Red wine polyphenols have been reported to possess beneficial properties for preventing cardiovascular diseases but their neuroprotective effects during chronic L-NAME treatment have not been elucidated. The aim of this study was to analyze a time course of Provinols
TM effects on brain NO synthase activity and oxidative damage in L-NAME-induced hypertension. Male Wistar rats, 12 weeks old, were divided into six groups: control groups, groups treated with N G-nitro-L-arginine methyl ester (L-NAME, 40 mg/kg/day) for 4 or 7 weeks and groups receiving ProvinolsTM (40 mg/kg/day) plus L-NAME for 4 or 7 weeks. At the end of the treatment, marker of membrane oxidative damage – conjugated dienes (CD) in the brain and NO synthase activity in the cerebral cortex, cerebellum and brainstem were determined.
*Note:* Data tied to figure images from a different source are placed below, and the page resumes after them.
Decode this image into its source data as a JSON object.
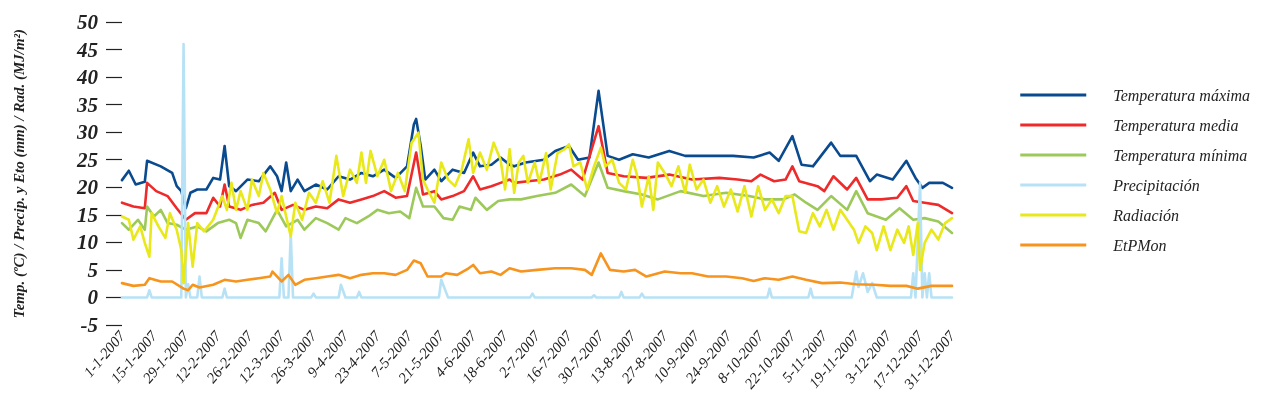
{
  "chart_data": {
    "type": "line",
    "ylabel": "Temp. (ºC) / Precip. y Eto (mm) / Rad. (MJ/m²)",
    "legend": "right",
    "grid": false,
    "marker": "none",
    "line_style": "solid",
    "xlim": [
      "2007-01-01",
      "2007-12-31"
    ],
    "xticks": [
      {
        "value": "2007-01-01",
        "label": "1-1-2007"
      },
      {
        "value": "2007-01-15",
        "label": "15-1-2007"
      },
      {
        "value": "2007-01-29",
        "label": "29-1-2007"
      },
      {
        "value": "2007-02-12",
        "label": "12-2-2007"
      },
      {
        "value": "2007-02-26",
        "label": "26-2-2007"
      },
      {
        "value": "2007-03-12",
        "label": "12-3-2007"
      },
      {
        "value": "2007-03-26",
        "label": "26-3-2007"
      },
      {
        "value": "2007-04-09",
        "label": "9-4-2007"
      },
      {
        "value": "2007-04-23",
        "label": "23-4-2007"
      },
      {
        "value": "2007-05-07",
        "label": "7-5-2007"
      },
      {
        "value": "2007-05-21",
        "label": "21-5-2007"
      },
      {
        "value": "2007-06-04",
        "label": "4-6-2007"
      },
      {
        "value": "2007-06-18",
        "label": "18-6-2007"
      },
      {
        "value": "2007-07-02",
        "label": "2-7-2007"
      },
      {
        "value": "2007-07-16",
        "label": "16-7-2007"
      },
      {
        "value": "2007-07-30",
        "label": "30-7-2007"
      },
      {
        "value": "2007-08-13",
        "label": "13-8-2007"
      },
      {
        "value": "2007-08-27",
        "label": "27-8-2007"
      },
      {
        "value": "2007-09-10",
        "label": "10-9-2007"
      },
      {
        "value": "2007-09-24",
        "label": "24-9-2007"
      },
      {
        "value": "2007-10-08",
        "label": "8-10-2007"
      },
      {
        "value": "2007-10-22",
        "label": "22-10-2007"
      },
      {
        "value": "2007-11-05",
        "label": "5-11-2007"
      },
      {
        "value": "2007-11-19",
        "label": "19-11-2007"
      },
      {
        "value": "2007-12-03",
        "label": "3-12-2007"
      },
      {
        "value": "2007-12-17",
        "label": "17-12-2007"
      },
      {
        "value": "2007-12-31",
        "label": "31-12-2007"
      }
    ],
    "ylim": [
      -5,
      50
    ],
    "yticks": [
      -5,
      0,
      5,
      10,
      15,
      20,
      25,
      30,
      35,
      40,
      45,
      50
    ],
    "series": [
      {
        "name": "Temperatura máxima",
        "color": "#0a4a8f",
        "x": [
          "2007-01-01",
          "2007-01-04",
          "2007-01-07",
          "2007-01-11",
          "2007-01-12",
          "2007-01-18",
          "2007-01-23",
          "2007-01-25",
          "2007-01-27",
          "2007-01-29",
          "2007-01-31",
          "2007-02-03",
          "2007-02-07",
          "2007-02-10",
          "2007-02-13",
          "2007-02-15",
          "2007-02-17",
          "2007-02-20",
          "2007-02-25",
          "2007-03-02",
          "2007-03-07",
          "2007-03-10",
          "2007-03-12",
          "2007-03-14",
          "2007-03-16",
          "2007-03-19",
          "2007-03-22",
          "2007-03-27",
          "2007-04-01",
          "2007-04-06",
          "2007-04-11",
          "2007-04-16",
          "2007-04-21",
          "2007-04-26",
          "2007-05-01",
          "2007-05-06",
          "2007-05-09",
          "2007-05-10",
          "2007-05-12",
          "2007-05-14",
          "2007-05-18",
          "2007-05-21",
          "2007-05-26",
          "2007-05-31",
          "2007-06-04",
          "2007-06-07",
          "2007-06-12",
          "2007-06-16",
          "2007-06-20",
          "2007-06-22",
          "2007-06-27",
          "2007-07-05",
          "2007-07-10",
          "2007-07-16",
          "2007-07-20",
          "2007-07-25",
          "2007-07-29",
          "2007-08-02",
          "2007-08-07",
          "2007-08-13",
          "2007-08-20",
          "2007-08-29",
          "2007-09-05",
          "2007-09-14",
          "2007-09-26",
          "2007-10-05",
          "2007-10-12",
          "2007-10-16",
          "2007-10-22",
          "2007-10-26",
          "2007-10-31",
          "2007-11-08",
          "2007-11-12",
          "2007-11-19",
          "2007-11-25",
          "2007-11-28",
          "2007-12-05",
          "2007-12-11",
          "2007-12-15",
          "2007-12-18",
          "2007-12-21",
          "2007-12-27",
          "2007-12-31"
        ],
        "values": [
          21.3,
          23,
          20.5,
          21,
          24.8,
          23.8,
          22.6,
          20.2,
          19.3,
          16.2,
          19,
          19.6,
          19.6,
          21.7,
          21.4,
          27.5,
          20.2,
          19.3,
          21.4,
          21.1,
          23.8,
          22,
          19.3,
          24.5,
          19.3,
          21.4,
          19.3,
          20.5,
          19.6,
          22,
          21.4,
          22.6,
          22,
          23.2,
          21.7,
          23.8,
          31.4,
          32.4,
          27.5,
          21.4,
          23.2,
          21.1,
          23.2,
          22.6,
          26.3,
          23.8,
          24.1,
          25.4,
          24.1,
          23.8,
          24.5,
          25,
          26.6,
          27.5,
          25,
          25.4,
          37.5,
          25.7,
          25,
          26,
          25.4,
          26.6,
          25.7,
          25.7,
          25.7,
          25.4,
          26.3,
          24.8,
          29.3,
          24.1,
          23.8,
          28.1,
          25.7,
          25.7,
          21.1,
          22.3,
          21.4,
          24.8,
          21.7,
          19.9,
          20.8,
          20.8,
          19.9
        ]
      },
      {
        "name": "Temperatura media",
        "color": "#ee2a2a",
        "x": [
          "2007-01-01",
          "2007-01-06",
          "2007-01-11",
          "2007-01-12",
          "2007-01-16",
          "2007-01-21",
          "2007-01-25",
          "2007-01-29",
          "2007-02-02",
          "2007-02-07",
          "2007-02-10",
          "2007-02-13",
          "2007-02-15",
          "2007-02-17",
          "2007-02-22",
          "2007-02-27",
          "2007-03-04",
          "2007-03-09",
          "2007-03-12",
          "2007-03-17",
          "2007-03-22",
          "2007-03-27",
          "2007-04-01",
          "2007-04-06",
          "2007-04-11",
          "2007-04-16",
          "2007-04-21",
          "2007-04-26",
          "2007-05-01",
          "2007-05-06",
          "2007-05-10",
          "2007-05-13",
          "2007-05-18",
          "2007-05-21",
          "2007-05-26",
          "2007-05-31",
          "2007-06-04",
          "2007-06-07",
          "2007-06-12",
          "2007-06-16",
          "2007-06-20",
          "2007-06-22",
          "2007-06-28",
          "2007-07-05",
          "2007-07-12",
          "2007-07-17",
          "2007-07-22",
          "2007-07-29",
          "2007-08-02",
          "2007-08-09",
          "2007-08-19",
          "2007-08-29",
          "2007-09-08",
          "2007-09-20",
          "2007-09-28",
          "2007-10-04",
          "2007-10-08",
          "2007-10-14",
          "2007-10-19",
          "2007-10-22",
          "2007-10-25",
          "2007-11-02",
          "2007-11-05",
          "2007-11-09",
          "2007-11-15",
          "2007-11-19",
          "2007-11-24",
          "2007-11-30",
          "2007-12-07",
          "2007-12-11",
          "2007-12-14",
          "2007-12-19",
          "2007-12-25",
          "2007-12-31"
        ],
        "values": [
          17.2,
          16.5,
          16.2,
          20.8,
          19.3,
          18.4,
          16.2,
          14.1,
          15.3,
          15.3,
          18.1,
          16.5,
          20.5,
          16.5,
          15.9,
          16.8,
          17.2,
          19,
          15.9,
          16.8,
          15.9,
          16.5,
          16.2,
          17.8,
          17.2,
          17.8,
          18.4,
          19.3,
          18.1,
          18.4,
          26.3,
          18.7,
          19.3,
          17.8,
          18.4,
          19.3,
          22,
          19.6,
          20.2,
          20.8,
          21.4,
          20.8,
          21.1,
          21.4,
          22.3,
          23.2,
          21.4,
          31.1,
          22.6,
          22,
          21.7,
          22.3,
          21.4,
          21.7,
          21.4,
          21.1,
          22.3,
          21.1,
          21.4,
          23.8,
          21.1,
          20.2,
          19.3,
          22,
          19.6,
          21.7,
          17.8,
          17.8,
          18.1,
          20.2,
          17.5,
          17.2,
          16.8,
          15.3
        ]
      },
      {
        "name": "Temperatura mínima",
        "color": "#9dc95a",
        "x": [
          "2007-01-01",
          "2007-01-04",
          "2007-01-08",
          "2007-01-11",
          "2007-01-12",
          "2007-01-15",
          "2007-01-18",
          "2007-01-21",
          "2007-01-25",
          "2007-01-29",
          "2007-02-03",
          "2007-02-07",
          "2007-02-12",
          "2007-02-17",
          "2007-02-20",
          "2007-02-22",
          "2007-02-25",
          "2007-03-02",
          "2007-03-05",
          "2007-03-10",
          "2007-03-14",
          "2007-03-19",
          "2007-03-22",
          "2007-03-27",
          "2007-04-01",
          "2007-04-06",
          "2007-04-09",
          "2007-04-14",
          "2007-04-19",
          "2007-04-23",
          "2007-04-28",
          "2007-05-03",
          "2007-05-07",
          "2007-05-10",
          "2007-05-13",
          "2007-05-18",
          "2007-05-22",
          "2007-05-26",
          "2007-05-29",
          "2007-06-03",
          "2007-06-05",
          "2007-06-10",
          "2007-06-15",
          "2007-06-20",
          "2007-06-25",
          "2007-07-02",
          "2007-07-10",
          "2007-07-17",
          "2007-07-23",
          "2007-07-29",
          "2007-08-02",
          "2007-08-09",
          "2007-08-17",
          "2007-08-24",
          "2007-09-03",
          "2007-09-13",
          "2007-09-23",
          "2007-10-03",
          "2007-10-10",
          "2007-10-18",
          "2007-10-23",
          "2007-10-28",
          "2007-11-02",
          "2007-11-08",
          "2007-11-15",
          "2007-11-19",
          "2007-11-24",
          "2007-12-02",
          "2007-12-08",
          "2007-12-14",
          "2007-12-19",
          "2007-12-25",
          "2007-12-31"
        ],
        "values": [
          13.5,
          12.3,
          14.1,
          12.3,
          16.5,
          14.7,
          15.9,
          13.5,
          13.2,
          12.3,
          12.9,
          12,
          13.5,
          14.1,
          13.5,
          10.8,
          14.1,
          13.5,
          12,
          15.9,
          12.9,
          14.1,
          12.3,
          14.4,
          13.5,
          12.3,
          14.4,
          13.5,
          14.7,
          15.9,
          15.3,
          15.6,
          14.4,
          19.9,
          16.5,
          16.5,
          14.4,
          14.1,
          16.5,
          15.9,
          18.1,
          15.9,
          17.5,
          17.8,
          17.8,
          18.4,
          19,
          20.5,
          18.4,
          24.5,
          19.9,
          19.3,
          18.7,
          17.8,
          19.3,
          18.4,
          19,
          18.4,
          17.8,
          17.8,
          18.7,
          17.2,
          15.9,
          18.4,
          15.9,
          19.3,
          15.3,
          14.1,
          16.2,
          14.1,
          14.4,
          13.8,
          11.7
        ]
      },
      {
        "name": "Precipitación",
        "color": "#b7e2f5",
        "x": [
          "2007-01-01",
          "2007-01-12",
          "2007-01-13",
          "2007-01-14",
          "2007-01-27",
          "2007-01-28",
          "2007-01-29",
          "2007-01-30",
          "2007-01-31",
          "2007-02-03",
          "2007-02-04",
          "2007-02-05",
          "2007-02-14",
          "2007-02-15",
          "2007-02-16",
          "2007-03-11",
          "2007-03-12",
          "2007-03-13",
          "2007-03-15",
          "2007-03-16",
          "2007-03-17",
          "2007-03-25",
          "2007-03-26",
          "2007-03-27",
          "2007-04-06",
          "2007-04-07",
          "2007-04-09",
          "2007-04-14",
          "2007-04-15",
          "2007-04-16",
          "2007-05-20",
          "2007-05-21",
          "2007-05-24",
          "2007-06-29",
          "2007-06-30",
          "2007-07-01",
          "2007-07-26",
          "2007-07-27",
          "2007-07-28",
          "2007-08-07",
          "2007-08-08",
          "2007-08-09",
          "2007-08-16",
          "2007-08-17",
          "2007-08-18",
          "2007-10-11",
          "2007-10-12",
          "2007-10-13",
          "2007-10-29",
          "2007-10-30",
          "2007-10-31",
          "2007-11-17",
          "2007-11-19",
          "2007-11-20",
          "2007-11-22",
          "2007-11-24",
          "2007-11-26",
          "2007-11-28",
          "2007-12-13",
          "2007-12-14",
          "2007-12-15",
          "2007-12-17",
          "2007-12-18",
          "2007-12-19",
          "2007-12-20",
          "2007-12-21",
          "2007-12-22",
          "2007-12-31"
        ],
        "values": [
          0,
          0,
          1.3,
          0,
          0,
          46,
          0,
          2.4,
          0,
          0,
          3.8,
          0,
          0,
          1.6,
          0,
          0,
          7.1,
          0,
          0,
          11.7,
          0,
          0,
          0.7,
          0,
          0,
          2.3,
          0,
          0,
          1,
          0,
          0,
          3.2,
          0,
          0,
          0.7,
          0,
          0,
          0.4,
          0,
          0,
          1,
          0,
          0,
          0.7,
          0,
          0,
          1.6,
          0,
          0,
          1.6,
          0,
          0,
          4.7,
          1.9,
          4.4,
          1,
          2.6,
          0,
          0,
          4.4,
          0,
          20.8,
          0,
          4.4,
          0,
          4.4,
          0,
          0
        ]
      },
      {
        "name": "Radiación",
        "color": "#e8e81a",
        "x": [
          "2007-01-01",
          "2007-01-04",
          "2007-01-06",
          "2007-01-09",
          "2007-01-11",
          "2007-01-13",
          "2007-01-14",
          "2007-01-17",
          "2007-01-20",
          "2007-01-22",
          "2007-01-25",
          "2007-01-27",
          "2007-01-28",
          "2007-01-30",
          "2007-02-01",
          "2007-02-03",
          "2007-02-06",
          "2007-02-10",
          "2007-02-14",
          "2007-02-16",
          "2007-02-18",
          "2007-02-20",
          "2007-02-22",
          "2007-02-25",
          "2007-02-27",
          "2007-03-02",
          "2007-03-04",
          "2007-03-07",
          "2007-03-10",
          "2007-03-12",
          "2007-03-14",
          "2007-03-16",
          "2007-03-18",
          "2007-03-21",
          "2007-03-24",
          "2007-03-27",
          "2007-03-30",
          "2007-04-02",
          "2007-04-05",
          "2007-04-08",
          "2007-04-11",
          "2007-04-14",
          "2007-04-16",
          "2007-04-18",
          "2007-04-20",
          "2007-04-23",
          "2007-04-26",
          "2007-04-29",
          "2007-05-02",
          "2007-05-05",
          "2007-05-08",
          "2007-05-11",
          "2007-05-13",
          "2007-05-15",
          "2007-05-18",
          "2007-05-21",
          "2007-05-24",
          "2007-05-27",
          "2007-05-30",
          "2007-06-02",
          "2007-06-04",
          "2007-06-07",
          "2007-06-10",
          "2007-06-13",
          "2007-06-16",
          "2007-06-18",
          "2007-06-20",
          "2007-06-22",
          "2007-06-24",
          "2007-06-26",
          "2007-06-28",
          "2007-07-01",
          "2007-07-03",
          "2007-07-06",
          "2007-07-08",
          "2007-07-11",
          "2007-07-14",
          "2007-07-16",
          "2007-07-18",
          "2007-07-21",
          "2007-07-24",
          "2007-07-27",
          "2007-07-30",
          "2007-08-01",
          "2007-08-04",
          "2007-08-07",
          "2007-08-10",
          "2007-08-13",
          "2007-08-15",
          "2007-08-17",
          "2007-08-20",
          "2007-08-22",
          "2007-08-24",
          "2007-08-27",
          "2007-08-30",
          "2007-09-02",
          "2007-09-05",
          "2007-09-07",
          "2007-09-10",
          "2007-09-13",
          "2007-09-16",
          "2007-09-19",
          "2007-09-22",
          "2007-09-25",
          "2007-09-28",
          "2007-10-01",
          "2007-10-04",
          "2007-10-07",
          "2007-10-10",
          "2007-10-13",
          "2007-10-16",
          "2007-10-19",
          "2007-10-22",
          "2007-10-25",
          "2007-10-28",
          "2007-10-31",
          "2007-11-03",
          "2007-11-06",
          "2007-11-09",
          "2007-11-12",
          "2007-11-15",
          "2007-11-18",
          "2007-11-20",
          "2007-11-23",
          "2007-11-26",
          "2007-11-28",
          "2007-12-01",
          "2007-12-04",
          "2007-12-07",
          "2007-12-10",
          "2007-12-12",
          "2007-12-14",
          "2007-12-16",
          "2007-12-17",
          "2007-12-19",
          "2007-12-22",
          "2007-12-25",
          "2007-12-28",
          "2007-12-31"
        ],
        "values": [
          14.7,
          14.1,
          10.5,
          12.9,
          9.9,
          7.4,
          15.3,
          12.9,
          10.8,
          15.3,
          12.3,
          8.6,
          2.6,
          13.5,
          5.6,
          13.5,
          12,
          14.1,
          18.4,
          15.9,
          20.8,
          15.9,
          19.3,
          15.9,
          21.4,
          18.4,
          22.6,
          19.6,
          15.3,
          18.4,
          14.7,
          11.1,
          17.2,
          14.1,
          19,
          17.2,
          21.1,
          17.2,
          25.7,
          18.4,
          23.2,
          20.8,
          26.3,
          20.8,
          26.6,
          22,
          25,
          19.3,
          22.6,
          19.3,
          28.1,
          29.9,
          21.4,
          19.6,
          17.2,
          24.5,
          21.4,
          20.2,
          23.2,
          28.7,
          22.6,
          26.3,
          23.2,
          28.1,
          25,
          19.6,
          26.9,
          19,
          24.5,
          25.7,
          20.8,
          24.5,
          20.8,
          26.2,
          19.6,
          26.2,
          26.9,
          27.8,
          23.8,
          24.5,
          19.6,
          23.8,
          27.2,
          23.8,
          25,
          20.8,
          19.6,
          25,
          22,
          16.5,
          22,
          15.9,
          24.5,
          22.6,
          20.2,
          23.8,
          19,
          24.1,
          19.6,
          21.4,
          17.2,
          20.2,
          16.5,
          19.6,
          15.6,
          20.2,
          14.7,
          20.2,
          15.9,
          17.8,
          15.3,
          18.4,
          18.4,
          12,
          11.7,
          15.3,
          12.9,
          15.9,
          12.3,
          15.9,
          14.1,
          12.3,
          9.9,
          12.9,
          11.7,
          8.6,
          12.9,
          8.6,
          12.3,
          9.9,
          12.9,
          7.7,
          13.5,
          5,
          9.9,
          12.3,
          10.5,
          13.5,
          14.4
        ]
      },
      {
        "name": "EtPMon",
        "color": "#f7941d",
        "x": [
          "2007-01-01",
          "2007-01-06",
          "2007-01-11",
          "2007-01-13",
          "2007-01-18",
          "2007-01-23",
          "2007-01-28",
          "2007-01-30",
          "2007-02-01",
          "2007-02-04",
          "2007-02-10",
          "2007-02-15",
          "2007-02-20",
          "2007-02-25",
          "2007-03-02",
          "2007-03-07",
          "2007-03-08",
          "2007-03-12",
          "2007-03-15",
          "2007-03-18",
          "2007-03-22",
          "2007-03-27",
          "2007-04-01",
          "2007-04-06",
          "2007-04-11",
          "2007-04-16",
          "2007-04-21",
          "2007-04-26",
          "2007-05-01",
          "2007-05-06",
          "2007-05-09",
          "2007-05-12",
          "2007-05-15",
          "2007-05-21",
          "2007-05-23",
          "2007-05-28",
          "2007-06-02",
          "2007-06-04",
          "2007-06-07",
          "2007-06-12",
          "2007-06-16",
          "2007-06-20",
          "2007-06-25",
          "2007-07-02",
          "2007-07-10",
          "2007-07-17",
          "2007-07-23",
          "2007-07-26",
          "2007-07-30",
          "2007-08-03",
          "2007-08-09",
          "2007-08-14",
          "2007-08-19",
          "2007-08-27",
          "2007-09-03",
          "2007-09-08",
          "2007-09-15",
          "2007-09-23",
          "2007-09-30",
          "2007-10-05",
          "2007-10-10",
          "2007-10-16",
          "2007-10-22",
          "2007-10-28",
          "2007-11-04",
          "2007-11-12",
          "2007-11-19",
          "2007-11-27",
          "2007-12-04",
          "2007-12-11",
          "2007-12-16",
          "2007-12-22",
          "2007-12-31"
        ],
        "values": [
          2.6,
          2.1,
          2.3,
          3.5,
          2.9,
          2.9,
          1.6,
          1.3,
          2.3,
          1.8,
          2.3,
          3.2,
          2.9,
          3.2,
          3.5,
          3.8,
          4.7,
          2.9,
          4.1,
          2.3,
          3.2,
          3.5,
          3.8,
          4.1,
          3.5,
          4.1,
          4.4,
          4.4,
          4.1,
          5,
          6.7,
          6.2,
          3.8,
          3.8,
          4.4,
          4.1,
          5.3,
          5.9,
          4.4,
          4.7,
          4.1,
          5.3,
          4.7,
          5,
          5.3,
          5.3,
          5,
          4.1,
          8,
          5,
          4.7,
          5,
          3.8,
          4.7,
          4.4,
          4.4,
          3.8,
          3.8,
          3.5,
          3,
          3.5,
          3.2,
          3.8,
          3.2,
          2.6,
          2.7,
          2.4,
          2.3,
          2.1,
          2.1,
          1.6,
          2.1,
          2.1
        ]
      }
    ]
  }
}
L-NAME treatment for 4 or 7 weeks led to the increase in blood pressure, elevation of CD concentration and decrease of NO synthase activity in the brain parts investigated. ProvinolsTM partially prevented blood pressure rise and elevation of CD concentration. Comparing to the L-NAME treated group, ProvinolsTM increased NO synthase activity after 4 weeks of treatment. However, the prolonged ProvinolsTM treatment for 7 weeks had no effect on NO synthase activity decreased by L-NAME treatment. In conclusion, ProvinolsTM partially prevents L-NAME induced hypertension via
the different mechanisms depending on the duration of treatment. Prevention of oxidative damage in the brain with modulating effect on NO synthase activity is suggested.